Of late I have been concerned with R&D information and various homebrew means of storing it and retrieving it. Institutionalizing R&D results into easily accessed knowledge can roll into a real hairball if you’re not careful. More on that another time.

My adventures with CHETAH 9.0 have caused me to look deeply into SMILES strings and what utility might be found there. This lead me to rediscover ChemSpider and the many services it provides for free to the user.

Consider the following: if you generate a SMILES structure of acetylsalicylic acid, say, from Chemdraw, O=C(O)C1=C(OC(C)=O)C=CC=C1, and use this character string as a search term in ChemSpider, it will take you to the entry for aspirin. What you get is a treasure trove of information on this substance. Go to ChemSpider, cut and paste the above SMILES string into the search box, and let her rip. I’m not your Momma. Just try it.

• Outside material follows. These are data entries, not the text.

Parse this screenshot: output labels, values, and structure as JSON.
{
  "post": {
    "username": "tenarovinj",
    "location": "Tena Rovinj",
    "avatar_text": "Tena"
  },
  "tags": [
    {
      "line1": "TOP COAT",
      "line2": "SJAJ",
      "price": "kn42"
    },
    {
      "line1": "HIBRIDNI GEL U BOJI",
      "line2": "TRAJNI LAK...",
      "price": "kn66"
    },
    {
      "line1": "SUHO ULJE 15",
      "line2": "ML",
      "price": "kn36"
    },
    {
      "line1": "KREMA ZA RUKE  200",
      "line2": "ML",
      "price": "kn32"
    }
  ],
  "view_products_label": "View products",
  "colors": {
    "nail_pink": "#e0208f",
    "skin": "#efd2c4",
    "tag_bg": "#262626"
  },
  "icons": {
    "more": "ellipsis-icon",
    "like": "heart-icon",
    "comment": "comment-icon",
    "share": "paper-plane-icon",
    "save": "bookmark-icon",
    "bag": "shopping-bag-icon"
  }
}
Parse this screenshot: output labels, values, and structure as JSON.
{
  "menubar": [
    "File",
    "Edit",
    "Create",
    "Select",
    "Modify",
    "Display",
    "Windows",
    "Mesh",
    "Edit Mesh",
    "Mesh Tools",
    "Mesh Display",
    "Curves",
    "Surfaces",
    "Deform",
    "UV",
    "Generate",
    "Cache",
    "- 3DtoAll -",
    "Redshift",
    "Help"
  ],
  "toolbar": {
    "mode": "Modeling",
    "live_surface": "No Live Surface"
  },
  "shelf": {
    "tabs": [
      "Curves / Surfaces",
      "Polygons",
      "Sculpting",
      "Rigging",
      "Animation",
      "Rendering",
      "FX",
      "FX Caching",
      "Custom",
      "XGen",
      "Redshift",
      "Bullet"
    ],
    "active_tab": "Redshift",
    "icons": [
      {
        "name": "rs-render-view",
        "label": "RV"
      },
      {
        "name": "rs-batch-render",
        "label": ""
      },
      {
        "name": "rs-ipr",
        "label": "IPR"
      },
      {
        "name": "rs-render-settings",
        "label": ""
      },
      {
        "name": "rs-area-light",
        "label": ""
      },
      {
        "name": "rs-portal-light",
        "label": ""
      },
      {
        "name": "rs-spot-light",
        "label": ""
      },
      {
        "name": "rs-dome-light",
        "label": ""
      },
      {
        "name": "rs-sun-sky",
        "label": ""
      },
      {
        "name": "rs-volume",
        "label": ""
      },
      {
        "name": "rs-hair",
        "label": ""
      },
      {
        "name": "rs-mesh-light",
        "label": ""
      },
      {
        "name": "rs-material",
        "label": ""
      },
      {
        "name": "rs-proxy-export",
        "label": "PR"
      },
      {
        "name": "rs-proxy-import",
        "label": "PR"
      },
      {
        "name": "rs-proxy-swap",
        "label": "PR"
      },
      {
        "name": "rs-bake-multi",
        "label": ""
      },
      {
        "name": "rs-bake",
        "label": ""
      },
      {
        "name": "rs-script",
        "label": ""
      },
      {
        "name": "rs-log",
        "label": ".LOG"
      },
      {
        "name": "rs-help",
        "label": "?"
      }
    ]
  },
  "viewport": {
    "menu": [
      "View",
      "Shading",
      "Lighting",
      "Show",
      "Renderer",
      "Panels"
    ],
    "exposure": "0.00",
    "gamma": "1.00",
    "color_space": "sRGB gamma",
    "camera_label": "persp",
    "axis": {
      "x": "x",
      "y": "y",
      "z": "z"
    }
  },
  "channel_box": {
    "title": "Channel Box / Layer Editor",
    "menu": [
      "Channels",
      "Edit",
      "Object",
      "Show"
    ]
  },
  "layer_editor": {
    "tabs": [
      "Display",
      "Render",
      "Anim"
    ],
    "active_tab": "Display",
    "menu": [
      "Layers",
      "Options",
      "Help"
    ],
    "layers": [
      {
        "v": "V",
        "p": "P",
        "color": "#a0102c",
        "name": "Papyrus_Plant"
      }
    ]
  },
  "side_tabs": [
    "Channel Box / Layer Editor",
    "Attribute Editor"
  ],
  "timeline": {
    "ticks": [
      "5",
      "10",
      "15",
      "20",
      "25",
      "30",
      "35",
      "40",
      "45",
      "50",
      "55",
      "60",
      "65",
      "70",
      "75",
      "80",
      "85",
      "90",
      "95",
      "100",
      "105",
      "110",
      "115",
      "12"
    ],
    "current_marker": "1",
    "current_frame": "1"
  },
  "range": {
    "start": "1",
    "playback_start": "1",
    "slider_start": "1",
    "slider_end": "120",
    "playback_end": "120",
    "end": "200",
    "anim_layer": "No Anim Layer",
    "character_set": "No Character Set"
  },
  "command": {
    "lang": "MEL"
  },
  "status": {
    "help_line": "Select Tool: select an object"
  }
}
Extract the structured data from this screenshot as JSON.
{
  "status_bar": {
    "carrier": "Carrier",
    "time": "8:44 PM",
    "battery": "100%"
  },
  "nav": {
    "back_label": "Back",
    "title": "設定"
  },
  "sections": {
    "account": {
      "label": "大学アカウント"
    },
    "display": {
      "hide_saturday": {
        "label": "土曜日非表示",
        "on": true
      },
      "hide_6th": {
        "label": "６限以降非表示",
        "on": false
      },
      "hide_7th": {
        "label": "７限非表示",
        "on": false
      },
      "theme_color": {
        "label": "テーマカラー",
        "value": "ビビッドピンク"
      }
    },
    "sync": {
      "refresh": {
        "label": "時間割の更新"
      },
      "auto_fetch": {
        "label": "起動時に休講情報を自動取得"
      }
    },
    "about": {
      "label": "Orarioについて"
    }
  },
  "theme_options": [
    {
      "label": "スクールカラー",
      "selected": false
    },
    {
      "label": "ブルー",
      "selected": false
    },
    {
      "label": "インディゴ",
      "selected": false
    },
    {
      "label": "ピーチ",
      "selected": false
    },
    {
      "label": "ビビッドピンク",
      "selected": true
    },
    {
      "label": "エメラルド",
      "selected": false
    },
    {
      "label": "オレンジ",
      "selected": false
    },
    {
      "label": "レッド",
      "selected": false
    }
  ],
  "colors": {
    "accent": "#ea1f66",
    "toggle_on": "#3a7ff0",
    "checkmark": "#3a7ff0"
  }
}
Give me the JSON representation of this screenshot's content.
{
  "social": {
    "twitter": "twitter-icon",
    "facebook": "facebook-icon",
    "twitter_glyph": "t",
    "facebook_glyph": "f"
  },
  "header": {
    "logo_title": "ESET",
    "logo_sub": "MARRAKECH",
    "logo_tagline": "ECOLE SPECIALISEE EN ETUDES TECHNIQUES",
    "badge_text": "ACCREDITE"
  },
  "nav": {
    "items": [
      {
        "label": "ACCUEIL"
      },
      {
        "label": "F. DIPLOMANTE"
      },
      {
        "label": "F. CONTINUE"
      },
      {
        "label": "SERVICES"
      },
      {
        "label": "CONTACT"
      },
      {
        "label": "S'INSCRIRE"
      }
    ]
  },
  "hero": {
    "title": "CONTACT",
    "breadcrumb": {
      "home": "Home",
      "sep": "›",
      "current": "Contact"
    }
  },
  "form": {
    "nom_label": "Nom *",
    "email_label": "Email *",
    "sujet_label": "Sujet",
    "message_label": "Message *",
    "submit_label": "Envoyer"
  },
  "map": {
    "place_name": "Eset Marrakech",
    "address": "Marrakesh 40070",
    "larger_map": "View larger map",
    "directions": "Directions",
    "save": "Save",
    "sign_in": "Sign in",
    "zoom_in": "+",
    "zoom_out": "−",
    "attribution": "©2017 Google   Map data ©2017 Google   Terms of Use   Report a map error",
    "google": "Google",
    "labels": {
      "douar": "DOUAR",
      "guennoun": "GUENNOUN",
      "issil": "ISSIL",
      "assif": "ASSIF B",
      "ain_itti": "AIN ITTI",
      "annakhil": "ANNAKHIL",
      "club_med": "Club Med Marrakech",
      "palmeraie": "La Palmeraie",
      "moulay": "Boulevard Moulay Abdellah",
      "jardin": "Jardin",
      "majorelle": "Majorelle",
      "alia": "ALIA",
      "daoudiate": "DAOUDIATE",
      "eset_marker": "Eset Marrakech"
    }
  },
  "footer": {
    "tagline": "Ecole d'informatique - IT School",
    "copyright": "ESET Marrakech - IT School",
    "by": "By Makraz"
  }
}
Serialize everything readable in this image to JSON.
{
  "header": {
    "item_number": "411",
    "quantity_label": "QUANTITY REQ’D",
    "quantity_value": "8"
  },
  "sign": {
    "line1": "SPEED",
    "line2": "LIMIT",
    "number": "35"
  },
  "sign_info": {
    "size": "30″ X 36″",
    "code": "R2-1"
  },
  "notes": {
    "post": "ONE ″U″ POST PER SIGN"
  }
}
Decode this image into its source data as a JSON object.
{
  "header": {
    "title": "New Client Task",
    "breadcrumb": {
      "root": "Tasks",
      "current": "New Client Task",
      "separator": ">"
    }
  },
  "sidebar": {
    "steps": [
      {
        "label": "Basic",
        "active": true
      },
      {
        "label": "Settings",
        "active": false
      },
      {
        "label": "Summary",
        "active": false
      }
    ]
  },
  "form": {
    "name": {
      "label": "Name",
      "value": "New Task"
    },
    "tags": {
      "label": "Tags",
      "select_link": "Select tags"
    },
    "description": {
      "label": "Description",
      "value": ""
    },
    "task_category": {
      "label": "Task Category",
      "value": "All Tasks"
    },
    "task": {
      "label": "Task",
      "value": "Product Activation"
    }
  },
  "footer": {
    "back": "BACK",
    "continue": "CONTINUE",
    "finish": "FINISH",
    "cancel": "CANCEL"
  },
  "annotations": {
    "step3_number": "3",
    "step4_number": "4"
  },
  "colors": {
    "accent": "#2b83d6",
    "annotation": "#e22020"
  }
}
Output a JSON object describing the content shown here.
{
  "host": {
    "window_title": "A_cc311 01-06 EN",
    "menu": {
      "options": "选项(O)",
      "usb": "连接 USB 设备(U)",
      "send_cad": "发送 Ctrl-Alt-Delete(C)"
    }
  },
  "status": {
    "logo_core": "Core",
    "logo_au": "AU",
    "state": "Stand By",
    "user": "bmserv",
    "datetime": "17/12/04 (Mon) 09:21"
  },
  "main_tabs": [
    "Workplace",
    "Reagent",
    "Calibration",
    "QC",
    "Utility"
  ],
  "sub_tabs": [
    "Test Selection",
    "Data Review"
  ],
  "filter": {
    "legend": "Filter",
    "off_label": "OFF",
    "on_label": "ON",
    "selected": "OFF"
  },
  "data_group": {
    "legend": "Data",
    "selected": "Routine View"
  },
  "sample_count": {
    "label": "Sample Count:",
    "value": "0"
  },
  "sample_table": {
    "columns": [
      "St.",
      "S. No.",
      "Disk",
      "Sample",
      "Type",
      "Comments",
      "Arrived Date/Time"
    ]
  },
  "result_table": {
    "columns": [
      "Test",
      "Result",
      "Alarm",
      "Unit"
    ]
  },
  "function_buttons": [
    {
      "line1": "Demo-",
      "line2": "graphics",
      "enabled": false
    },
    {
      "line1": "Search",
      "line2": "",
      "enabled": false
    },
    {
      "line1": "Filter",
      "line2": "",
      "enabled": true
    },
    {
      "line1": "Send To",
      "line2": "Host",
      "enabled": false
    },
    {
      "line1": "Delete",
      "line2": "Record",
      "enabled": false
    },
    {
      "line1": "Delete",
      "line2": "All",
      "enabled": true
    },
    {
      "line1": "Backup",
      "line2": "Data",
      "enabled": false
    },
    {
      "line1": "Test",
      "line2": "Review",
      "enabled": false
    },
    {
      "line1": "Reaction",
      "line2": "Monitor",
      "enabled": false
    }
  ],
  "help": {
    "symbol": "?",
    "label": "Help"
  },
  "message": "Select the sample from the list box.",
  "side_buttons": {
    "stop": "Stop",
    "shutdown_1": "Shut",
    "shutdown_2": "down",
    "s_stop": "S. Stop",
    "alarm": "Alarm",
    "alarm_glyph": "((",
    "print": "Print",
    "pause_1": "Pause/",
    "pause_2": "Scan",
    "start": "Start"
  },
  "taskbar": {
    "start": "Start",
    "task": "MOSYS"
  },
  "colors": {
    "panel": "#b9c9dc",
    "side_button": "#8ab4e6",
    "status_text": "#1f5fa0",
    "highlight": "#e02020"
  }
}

The breadth of references is encyclopedic.  But the truly amazing part is found when you scroll to the end of the page. There is a drop down window for SimBioSys LASSO. ChemSpider is working to provide LASSO data on its large database of compounds.  LASSO generates a structure and grinds it through a neural net processor module and produces a score between zero and one. The closer the score is to 1.00, the greater the surface conformity or compatibility of the ligand to a target receptor site.  As you would expect, there is a high score associated with aspirin and the COX-1 receptor. From what I can tell, the software is self-learning in some fashion.

The uses are many. Substances can be screened for drug-like attributes within the 40 receptor types provided.  I would like to hear from someone who might have something to say about the use of LASSO for the estimation of possible toxic effects of substances that have not been biologically tested. I fully realize the hazards of this, but perhaps LASSO scores might help flag particular substances for closer examination by testing.